2.6.3 Anforderungen an Insolvenzpläne (IDW ES 2 n. F.)
IDW ES 2 n. F. konkretisiert insb. eine Neuregelung zum Obstruktionsverbot: Gemäß § 245 Abs. 2 Satz 1 Nr. 2 InsO dürfen weder ein Nachranggläubiger noch ein Anteilsinhaber einen durch Leistung in das Vermögen des Schuldners nicht vollständig ausgeglichenen wirtschaftlichen Wert erhalten. IDW ES 2 n. F. stellt klar, dass ein Anteilseigner einen nicht vollständig ausgeglichenen wirtschaftlichen Wert erhält, wenn er nicht mindestens den Wert den unbesicherten Gläubigern über die Plan-Insolvenzquote zur Verfügung stellt, der sich aus einem durch den (vorläufigen) Gläubigerausschuss oder durch die Gläubigerversammlung frei gegebenen M&A-Prozess aus belastbaren Angeboten von Investoren ergibt.
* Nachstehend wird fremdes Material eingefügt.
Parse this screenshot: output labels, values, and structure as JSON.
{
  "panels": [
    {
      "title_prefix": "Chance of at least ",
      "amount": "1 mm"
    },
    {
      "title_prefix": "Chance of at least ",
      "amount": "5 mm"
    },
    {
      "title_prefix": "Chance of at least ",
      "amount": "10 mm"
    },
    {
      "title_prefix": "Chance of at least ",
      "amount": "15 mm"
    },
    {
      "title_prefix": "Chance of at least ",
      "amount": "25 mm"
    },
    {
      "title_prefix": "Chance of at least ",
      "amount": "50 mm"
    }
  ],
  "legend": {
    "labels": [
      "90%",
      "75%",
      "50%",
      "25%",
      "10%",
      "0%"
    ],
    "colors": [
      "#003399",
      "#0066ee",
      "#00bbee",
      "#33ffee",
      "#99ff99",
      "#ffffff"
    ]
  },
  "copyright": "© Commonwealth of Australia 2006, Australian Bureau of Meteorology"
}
2.6.4 Anforderungen an Sanierungskonzepte (IDW ES 6 n. F.)
Der Entwurf der Neufassung stellt einerseits klar, dass soweit ESG-Aspekte für das Geschäftsmodell eines Unternehmens oder für dessen weitere Entwicklung relevant sind, darauf auch in Sanierungskonzepten detailliert einzugehen ist. Andererseits wird zudem die Bedeutung von steuerlichen Aspekten für den Sanierungserfolg klarer als bisher herausgestellt. So wird etwa klargestellt, dass im Sanierungskonzept insb. solche Steuern zu berücksichtigen sind, die durch oder im Rahmen von Sanierungsmaßnahmen ausgelöst werden (bspw. Mindestbesteuerung nach § 10d Abs. 1 Satz 1 EStG oder Ertragsteuern aufgrund eines Schuldenerlasses, wobei ggf. die Steuerfreiheit des Sanierungsertrags gemäß §§ 3a, 3c Abs. 4 EStG, 7b GewStG und die daran anknüpfenden Rechtsfolgen zu beachten sind).
2.6.5 Beurteilung des Vorliegens von Insolvenzeröffnungsgründen (IDW ES 11 n. F.)
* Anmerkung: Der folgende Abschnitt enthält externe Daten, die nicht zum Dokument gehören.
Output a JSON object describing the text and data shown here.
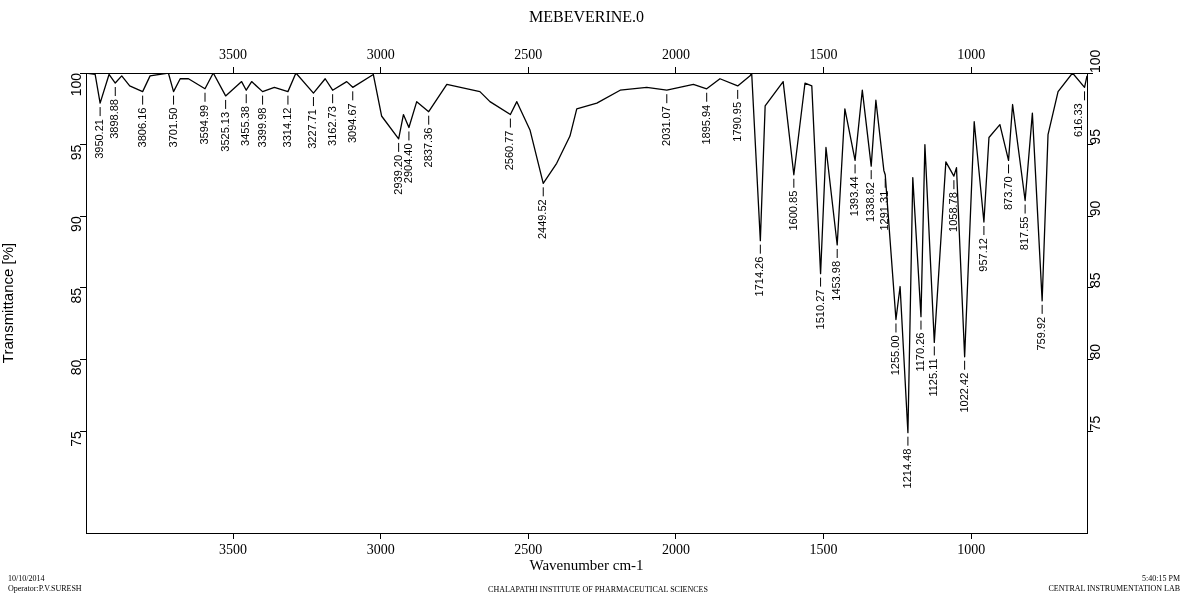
{
  "chart_data": {
    "type": "line",
    "title": "MEBEVERINE.0",
    "xlabel": "Wavenumber cm-1",
    "ylabel": "Transmittance [%]",
    "xlim": [
      3998,
      608
    ],
    "xticks": [
      3500,
      3000,
      2500,
      2000,
      1500,
      1000
    ],
    "x2lim": [
      3998,
      608
    ],
    "x2ticks": [
      3500,
      3000,
      2500,
      2000,
      1500,
      1000
    ],
    "ylim": [
      67.9,
      100
    ],
    "yticks": [
      75,
      80,
      85,
      90,
      95,
      100
    ],
    "y2lim": [
      67.9,
      100
    ],
    "y2ticks": [
      75,
      80,
      85,
      90,
      95,
      100
    ],
    "grid": false,
    "legend": false,
    "marker": "none",
    "line_style": "solid",
    "x": [
      3998,
      3967,
      3950.21,
      3920,
      3898.88,
      3877,
      3850,
      3806.16,
      3781,
      3719,
      3701.5,
      3679,
      3651,
      3594.99,
      3567,
      3525.13,
      3471,
      3455.38,
      3437,
      3399.98,
      3360,
      3314.12,
      3287,
      3227.71,
      3188,
      3162.73,
      3115,
      3094.67,
      3025,
      2997,
      2939.2,
      2923,
      2904.4,
      2878,
      2837.36,
      2776,
      2664,
      2630,
      2560.77,
      2539,
      2494,
      2449.52,
      2404,
      2359,
      2336,
      2268,
      2189,
      2099,
      2031.07,
      1941,
      1895.94,
      1851,
      1790.95,
      1749,
      1743.6,
      1714.26,
      1698,
      1637,
      1600.85,
      1563,
      1540,
      1510.27,
      1492,
      1453.98,
      1428,
      1393.44,
      1369,
      1338.82,
      1323,
      1296,
      1291.31,
      1255,
      1241,
      1214.48,
      1198,
      1170.26,
      1157,
      1125.11,
      1086,
      1058.78,
      1050,
      1022.42,
      990,
      957.12,
      940,
      903,
      873.7,
      860,
      817.55,
      793,
      759.92,
      740,
      706,
      657,
      616.33,
      608
    ],
    "series": [
      {
        "color": "#000000",
        "values": [
          100,
          99.9,
          97.9,
          99.9,
          99.3,
          99.8,
          99.1,
          98.7,
          99.8,
          100,
          98.7,
          99.6,
          99.6,
          98.9,
          100,
          98.4,
          99.4,
          98.8,
          99.4,
          98.7,
          99.0,
          98.7,
          100,
          98.6,
          99.6,
          98.8,
          99.4,
          99.0,
          99.9,
          97.0,
          95.4,
          97.1,
          96.2,
          98.0,
          97.3,
          99.2,
          98.7,
          98.0,
          97.1,
          98.0,
          96.0,
          92.3,
          93.7,
          95.6,
          97.5,
          97.9,
          98.8,
          99.0,
          98.8,
          99.2,
          98.9,
          99.6,
          99.1,
          99.8,
          100,
          88.3,
          97.7,
          99.4,
          92.9,
          99.3,
          99.1,
          86.0,
          94.8,
          88.0,
          97.5,
          93.9,
          98.8,
          93.5,
          98.1,
          93.2,
          92.9,
          82.8,
          85.1,
          74.9,
          92.7,
          83.0,
          95.0,
          81.2,
          93.8,
          92.8,
          93.4,
          80.2,
          96.6,
          89.6,
          95.5,
          96.4,
          93.9,
          97.8,
          91.1,
          97.2,
          84.1,
          95.7,
          98.7,
          100,
          99.0,
          99.8
        ]
      }
    ],
    "annotations": [
      {
        "text": "3950.21",
        "x": 3950.21,
        "y": 97.9
      },
      {
        "text": "3898.88",
        "x": 3898.88,
        "y": 99.3
      },
      {
        "text": "3806.16",
        "x": 3806.16,
        "y": 98.7
      },
      {
        "text": "3701.50",
        "x": 3701.5,
        "y": 98.7
      },
      {
        "text": "3594.99",
        "x": 3594.99,
        "y": 98.9
      },
      {
        "text": "3525.13",
        "x": 3525.13,
        "y": 98.4
      },
      {
        "text": "3455.38",
        "x": 3455.38,
        "y": 98.8
      },
      {
        "text": "3399.98",
        "x": 3399.98,
        "y": 98.7
      },
      {
        "text": "3314.12",
        "x": 3314.12,
        "y": 98.7
      },
      {
        "text": "3227.71",
        "x": 3227.71,
        "y": 98.6
      },
      {
        "text": "3162.73",
        "x": 3162.73,
        "y": 98.8
      },
      {
        "text": "3094.67",
        "x": 3094.67,
        "y": 99.0
      },
      {
        "text": "2939.20",
        "x": 2939.2,
        "y": 95.4
      },
      {
        "text": "2904.40",
        "x": 2904.4,
        "y": 96.2
      },
      {
        "text": "2837.36",
        "x": 2837.36,
        "y": 97.3
      },
      {
        "text": "2560.77",
        "x": 2560.77,
        "y": 97.1
      },
      {
        "text": "2449.52",
        "x": 2449.52,
        "y": 92.3
      },
      {
        "text": "2031.07",
        "x": 2031.07,
        "y": 98.8
      },
      {
        "text": "1895.94",
        "x": 1895.94,
        "y": 98.9
      },
      {
        "text": "1790.95",
        "x": 1790.95,
        "y": 99.1
      },
      {
        "text": "1714.26",
        "x": 1714.26,
        "y": 88.3
      },
      {
        "text": "1600.85",
        "x": 1600.85,
        "y": 92.9
      },
      {
        "text": "1510.27",
        "x": 1510.27,
        "y": 86.0
      },
      {
        "text": "1453.98",
        "x": 1453.98,
        "y": 88.0
      },
      {
        "text": "1393.44",
        "x": 1393.44,
        "y": 93.9
      },
      {
        "text": "1338.82",
        "x": 1338.82,
        "y": 93.5
      },
      {
        "text": "1291.31",
        "x": 1291.31,
        "y": 92.9
      },
      {
        "text": "1255.00",
        "x": 1255,
        "y": 82.8
      },
      {
        "text": "1214.48",
        "x": 1214.48,
        "y": 74.9
      },
      {
        "text": "1170.26",
        "x": 1170.26,
        "y": 83.0
      },
      {
        "text": "1125.11",
        "x": 1125.11,
        "y": 81.2
      },
      {
        "text": "1058.78",
        "x": 1058.78,
        "y": 92.8
      },
      {
        "text": "1022.42",
        "x": 1022.42,
        "y": 80.2
      },
      {
        "text": "957.12",
        "x": 957.12,
        "y": 89.6
      },
      {
        "text": "873.70",
        "x": 873.7,
        "y": 93.9
      },
      {
        "text": "817.55",
        "x": 817.55,
        "y": 91.1
      },
      {
        "text": "759.92",
        "x": 759.92,
        "y": 84.1
      },
      {
        "text": "616.33",
        "x": 616.33,
        "y": 99.0
      },
      "10/10/2014",
      "Operator:P.V.SURESH",
      "CHALAPATHI INSTITUTE OF PHARMACEUTICAL SCIENCES",
      "5:40:15 PM",
      "CENTRAL INSTRUMENTATION LAB"
    ]
  }
}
Der BGH hat mit Urteil vom 28.6.2022 (II ZR 112/21) die Ermittlung der Zahlungsunfähigkeit konkretisiert. Mit dem IDW ES 11 n. F. werden die Regelungen zur Ermittlung der Zahlungsunfähigkeit sowie zu den Anforderungen an Cash-Pooling-Systeme aufgegriffen. Bisher sah der BGH zur Ermittlung der Zahlungsunfähigkeit eine Art dynamische Bilanz vor, in der künftige Vermögenswerte (sog. Aktiva II) und künftige Verpflichtungen (sog. Passiva II) aufgeführt werden. IDW S 11 hat schon bisher die Ermittlung anhand eines Finanzplans präferiert. Die aktuelle höchstrichterliche Rechtsprechung stellt klar, dass die Ermittlung der Zahlungsunfähigkeit auf Basis eines Finanzplans bzw. mehrerer aufeinanderfolgender Plan-Finanzstatus zulässig ist.